Waktu memesan reefer, pertanyaan pertama dari penyedia hampir selalu "mau berapa derajat". Banyak yang menjawab dengan angka yang mereka dengar dari orang lain, bukan dari kebutuhan barangnya. Akibatnya ada dua: barang rusak karena terlalu dingin, atau listrik terbakar percuma karena didinginkan jauh di bawah yang diperlukan. Artikel ini menyusun pilihannya berdasarkan barang, bukan berdasarkan angka.
Tiga Rentang yang Berbeda, Bukan Dua
Kebanyakan orang mengira pilihannya cuma chiller atau freezer. Dalam praktik ada tiga, dan yang ketiga sering terlupakan padahal paling murah.
| Rentang | Kisaran suhu | Untuk apa |
|---|---|---|
| Ambient terkendali | sekitar suhu ruang, dijaga stabil | Cokelat, kosmetik, sebagian obat |
| Chiller | di atas titik beku, dingin | Sayur, buah, susu, daging segar |
| Freezer | jauh di bawah titik beku | Daging beku, ikan, es krim |
Perbedaan yang paling menentukan bukan angkanya, melainkan **apakah barangnya boleh membeku**. Begitu air di dalam barang berubah jadi kristal es, sebagian barang rusak permanen dan tidak bisa dikembalikan dengan mencairkannya.
Kesalahan Paling Mahal: Terlalu Dingin
Kalau ragu, orang cenderung memilih lebih dingin karena terasa lebih aman. Untuk sebagian besar barang segar, itu justru merusak.
Sayur dan buah tertentu mengalami kerusakan dingin jauh di atas titik beku. Gejalanya muncul belakangan, setelah barang keluar dari container dan sampai di tangan pembeli, jadi sering disalahartikan sebagai barang yang sudah tua padahal penyebabnya suhu angkut.
Untuk barang berkemasan, membekukan yang seharusnya cuma didinginkan bisa memecah emulsi, memisahkan lapisan, atau merusak tekstur. Semuanya tidak kelihatan dari luar sampai kemasannya dibuka.
Kalau Anda tidak tahu suhu yang benar untuk barang Anda, tanyakan ke pemasok barangnya, bukan ke penyedia container. Penyedia tahu mesinnya, pemasok tahu barangnya.
Kesalahan Kedua: Mengira Reefer Bisa Mendinginkan
Ini salah paham yang paling sering menimbulkan kerugian, dan sayangnya baru ketahuan setelah muatan rusak.

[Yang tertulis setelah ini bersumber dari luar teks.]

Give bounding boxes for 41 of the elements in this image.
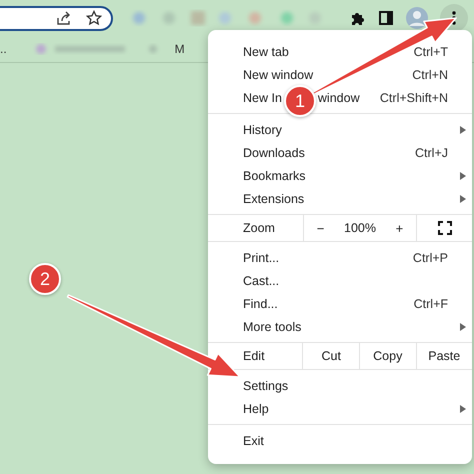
zoom-label: Zoom: [242, 220, 276, 237]
blurred-icon[interactable]: [133, 12, 145, 24]
blurred-icon[interactable]: [163, 12, 175, 24]
shortcut-text: Ctrl+T: [414, 44, 448, 58]
blurred-icon[interactable]: [191, 11, 205, 25]
shortcut-text: Ctrl+F: [414, 296, 448, 310]
blurred-icon[interactable]: [281, 12, 293, 24]
menu-item[interactable]: Extensions: [243, 192, 304, 206]
blurred-icon[interactable]: [219, 12, 231, 24]
menu-item[interactable]: Bookmarks: [243, 168, 306, 182]
bookmark-item[interactable]: M: [174, 42, 185, 56]
menu-item[interactable]: Find...: [243, 296, 278, 310]
avatar-icon[interactable]: [406, 7, 428, 29]
shortcut-text: Ctrl+J: [415, 146, 448, 160]
menu-item[interactable]: New tab: [243, 44, 289, 58]
zoom-level: 100%: [344, 221, 376, 235]
menu-item[interactable]: Downloads: [243, 146, 305, 160]
menu-item[interactable]: Settings: [243, 378, 288, 392]
address-bar[interactable]: [0, 6, 113, 30]
menu-item[interactable]: Help: [243, 402, 269, 416]
puzzle-icon[interactable]: [350, 10, 366, 26]
star-icon[interactable]: [86, 10, 102, 26]
menu-item[interactable]: Print...: [243, 250, 280, 264]
menu-item[interactable]: New window: [243, 68, 314, 82]
blurred-icon[interactable]: [249, 12, 261, 24]
share-icon[interactable]: [56, 10, 72, 26]
zoom-in-button[interactable]: +: [390, 218, 410, 238]
menu-item[interactable]: New In: [243, 90, 282, 104]
zoom-out-button[interactable]: −: [310, 218, 330, 238]
bookmarks-overflow[interactable]: ..: [0, 42, 7, 56]
side-panel-icon[interactable]: [378, 10, 394, 26]
shortcut-text: Ctrl+Shift+N: [380, 90, 448, 104]
menu-item[interactable]: Cast...: [243, 274, 280, 288]
menu-item-label-end: window: [318, 90, 360, 104]
edit-label: Edit: [242, 348, 266, 365]
shortcut-text: Ctrl+P: [412, 250, 448, 264]
menu-item[interactable]: More tools: [243, 320, 302, 334]
shortcut-text: Ctrl+N: [412, 68, 448, 82]
menu-item[interactable]: History: [243, 122, 282, 136]
step-badge: 2: [29, 263, 61, 295]
menu-item[interactable]: Exit: [243, 434, 264, 448]
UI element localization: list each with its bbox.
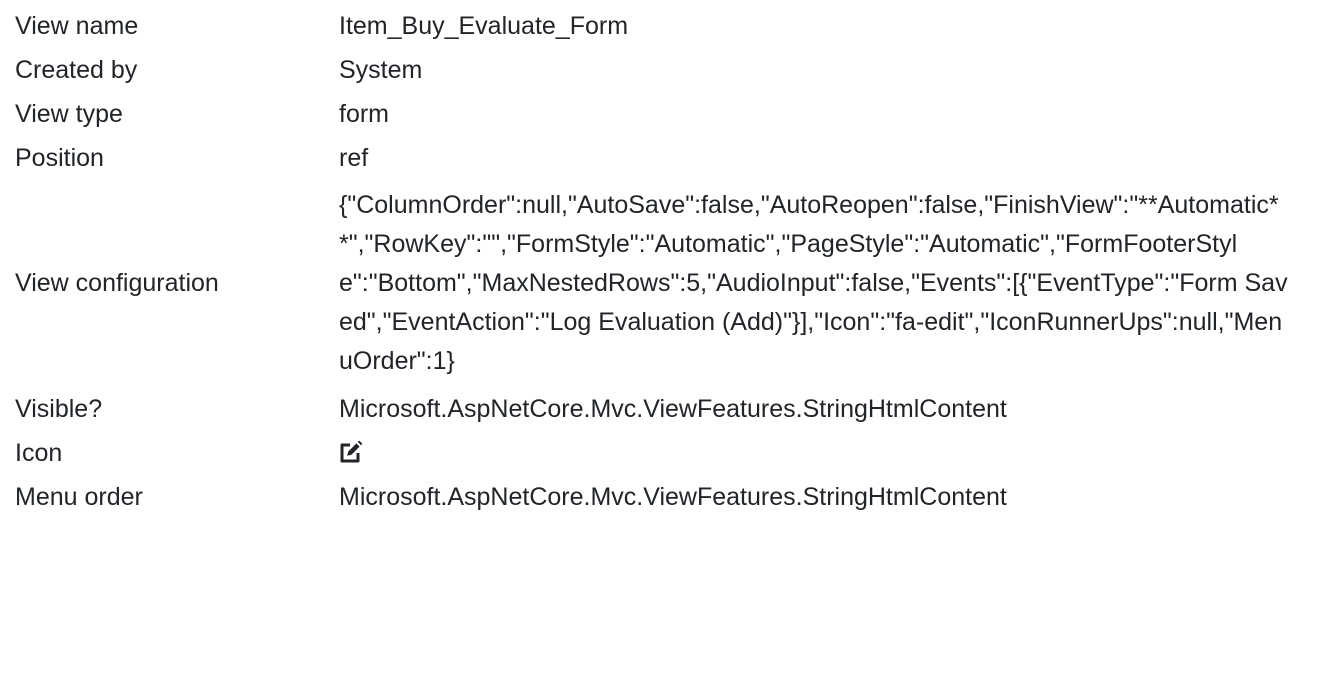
view-configuration-label: View configuration	[15, 269, 219, 297]
view-configuration-value: {"ColumnOrder":null,"AutoSave":false,"Au…	[339, 191, 1288, 375]
row-icon: Icon	[5, 431, 1299, 475]
created-by-label: Created by	[15, 55, 138, 84]
position-value: ref	[339, 143, 369, 172]
view-type-label: View type	[15, 99, 123, 128]
view-type-value: form	[339, 99, 389, 128]
view-name-label: View name	[15, 11, 139, 40]
visible-label: Visible?	[15, 394, 103, 423]
menu-order-label: Menu order	[15, 482, 143, 511]
row-view-name: View name Item_Buy_Evaluate_Form	[5, 4, 1299, 48]
row-view-type: View type form	[5, 92, 1299, 136]
row-created-by: Created by System	[5, 48, 1299, 92]
row-visible: Visible? Microsoft.AspNetCore.Mvc.ViewFe…	[5, 387, 1299, 431]
row-position: Position ref	[5, 136, 1299, 180]
position-label: Position	[15, 143, 104, 172]
row-view-configuration: View configuration {"ColumnOrder":null,"…	[5, 180, 1299, 387]
menu-order-value: Microsoft.AspNetCore.Mvc.ViewFeatures.St…	[339, 482, 1007, 511]
icon-value	[329, 431, 1299, 475]
view-name-value: Item_Buy_Evaluate_Form	[339, 11, 629, 40]
created-by-value: System	[339, 55, 423, 84]
row-menu-order: Menu order Microsoft.AspNetCore.Mvc.View…	[5, 475, 1299, 519]
edit-icon	[339, 437, 363, 462]
icon-label: Icon	[15, 438, 63, 467]
view-details-table: View name Item_Buy_Evaluate_Form Created…	[5, 4, 1299, 519]
visible-value: Microsoft.AspNetCore.Mvc.ViewFeatures.St…	[339, 394, 1007, 423]
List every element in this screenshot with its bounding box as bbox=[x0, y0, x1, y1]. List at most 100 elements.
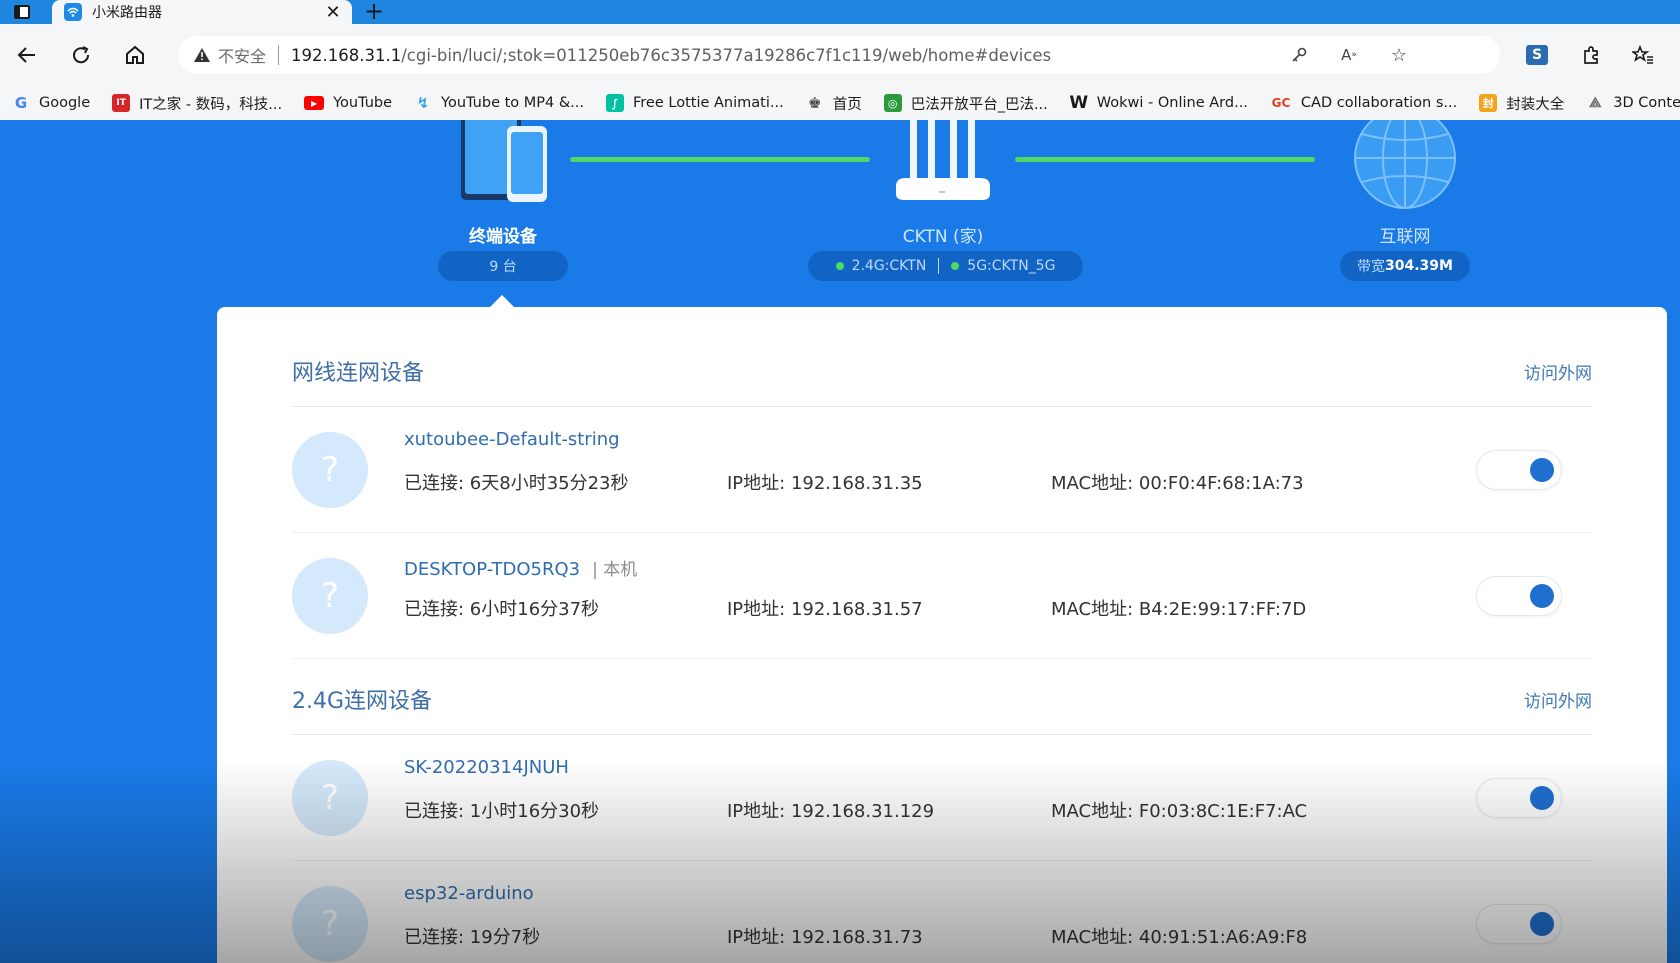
internet-access-toggle[interactable] bbox=[1476, 778, 1562, 818]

Mesin reefer dirancang untuk **mempertahankan** suhu muatan, bukan menurunkannya. Kapasitas pendinginannya diperhitungkan untuk melawan panas yang merembes lewat dinding, bukan untuk mendinginkan berton ton barang hangat dari suhu ruang.
Kalau muatan dimasukkan dalam keadaan hangat, mesin akan bekerja penuh berjam jam, suhu di tengah tumpukan tidak pernah tercapai, dan bagian luar tumpukan justru terlalu dingin. Cara menghindarinya dibahas di artikel pre-cooling.
Beda Biayanya, dan Kenapa Freezer Lebih Mahal
Makin jauh selisih suhu di dalam dengan suhu di luar, makin keras mesin bekerja. Di iklim tropis, selisih itu besar sepanjang tahun, dan freezer menanggung selisih paling besar.
Konsekuensinya bukan cuma tagihan listrik. Mesin yang bekerja lebih keras juga lebih sering dirawat, dan kalau listrik di lokasi Anda tidak stabil, freezer yang paling cepat bermasalah. Soal daya dan sumbernya dibahas di genset untuk reefer, dan rincian konsumsi serta komponen biayanya ada di reefer container: suhu, listrik, dan biaya.
Cara Menentukan Sebelum Memesan
Empat pertanyaan ini sudah cukup untuk sampai ke jawaban yang benar.
- Apakah barang Anda boleh membeku? Kalau tidak boleh, freezer gugur.
- Berapa suhu simpan yang disarankan pemasok barangnya? Pakai angka itu, bukan angka umum.
- Barangnya masuk dalam keadaan sudah dingin atau masih hangat?
- Berapa lama unit harus menjaga suhu, sehari atau berbulan bulan?
Jawaban keempat pertanyaan itu menentukan rentang, ukuran, dan sumber dayanya sekaligus. Tanpa itu, penawaran yang Anda terima cuma tebakan yang dibungkus angka.
Ringkasnya
Pilih rentang dari barangnya, bukan dari perasaan aman. Lebih dingin tidak selalu lebih aman, dan untuk barang segar sering justru merusak. Dan ingat satu hal yang membatalkan semua perhitungan: reefer menjaga suhu, bukan menurunkannya.